# Ernie Adams



## Robert M Hughes (Oct 16, 2010)

Ernie,

Where are you ? Last seen in Kesh Co. Fermanagh then disappeared to the Panamian flag.
I had Kesh Electrics and farm at Clonelly.

Would be great to make contact. [email protected]

Bob


----------



## harry t. (Oct 25, 2008)

just read your post. regrettably ernie passed away some years back (about 1990 or thereabouts). he is survived by his wife. she has since sold the (the anchor inn) in kesh they had bought after he retired. regards harry t.


----------



## Robert M Hughes (Oct 16, 2010)

Harry, Many thanks for the information - Ernie and I were good friends - I had Kesh Electrics and a farm at Clonelly after returning from Jo'burg. Sold up and now in the Cotswolds. I've still got his info on going Panamanian flag ! Too late now.
Really appreciate your reply.
Best wishes,
Bob


----------



## bluemoon (Jul 19, 2009)

About 30 years ago my wife and I were in the area and decided to stop at the pub for lunch. I was admiring all the photographs of ships on the wall when Ernie came from behind the bar and introduced himself. It was only then that I realised I knew him from before that when he somehow got hold of my name and phone number and tried to persuade me to join Sanko Line.

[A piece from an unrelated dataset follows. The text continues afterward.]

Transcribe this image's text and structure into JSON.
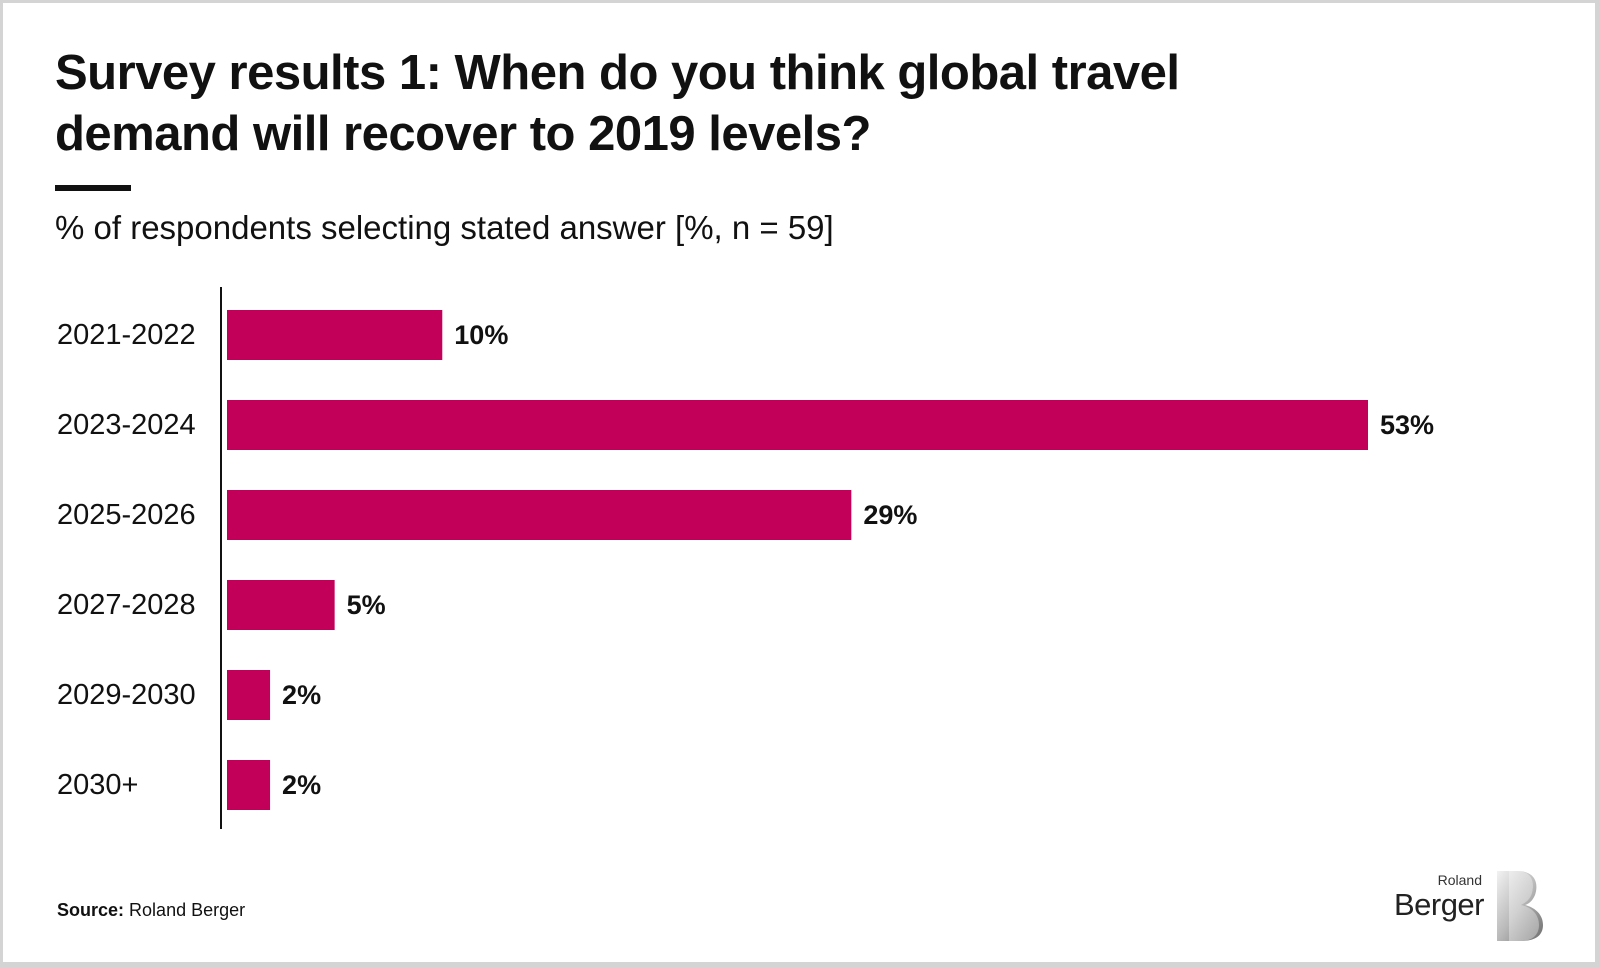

Little did I know then that I would also get to know his brother very well some years later. I believe Fred also passed away a few years ago.


----------



## Robert M Hughes (Oct 16, 2010)

I think Ernie must have been on a finder's fee from Sanko !


----------



## bluemoon (Jul 19, 2009)

Ernie arranged for us to meet at a certain bar/hotel in Portrush. After much conversation and copious pints I very nearly agreed to join them, but then thought better of it and decided to stay with my then current employers Scottish Ship Management.


----------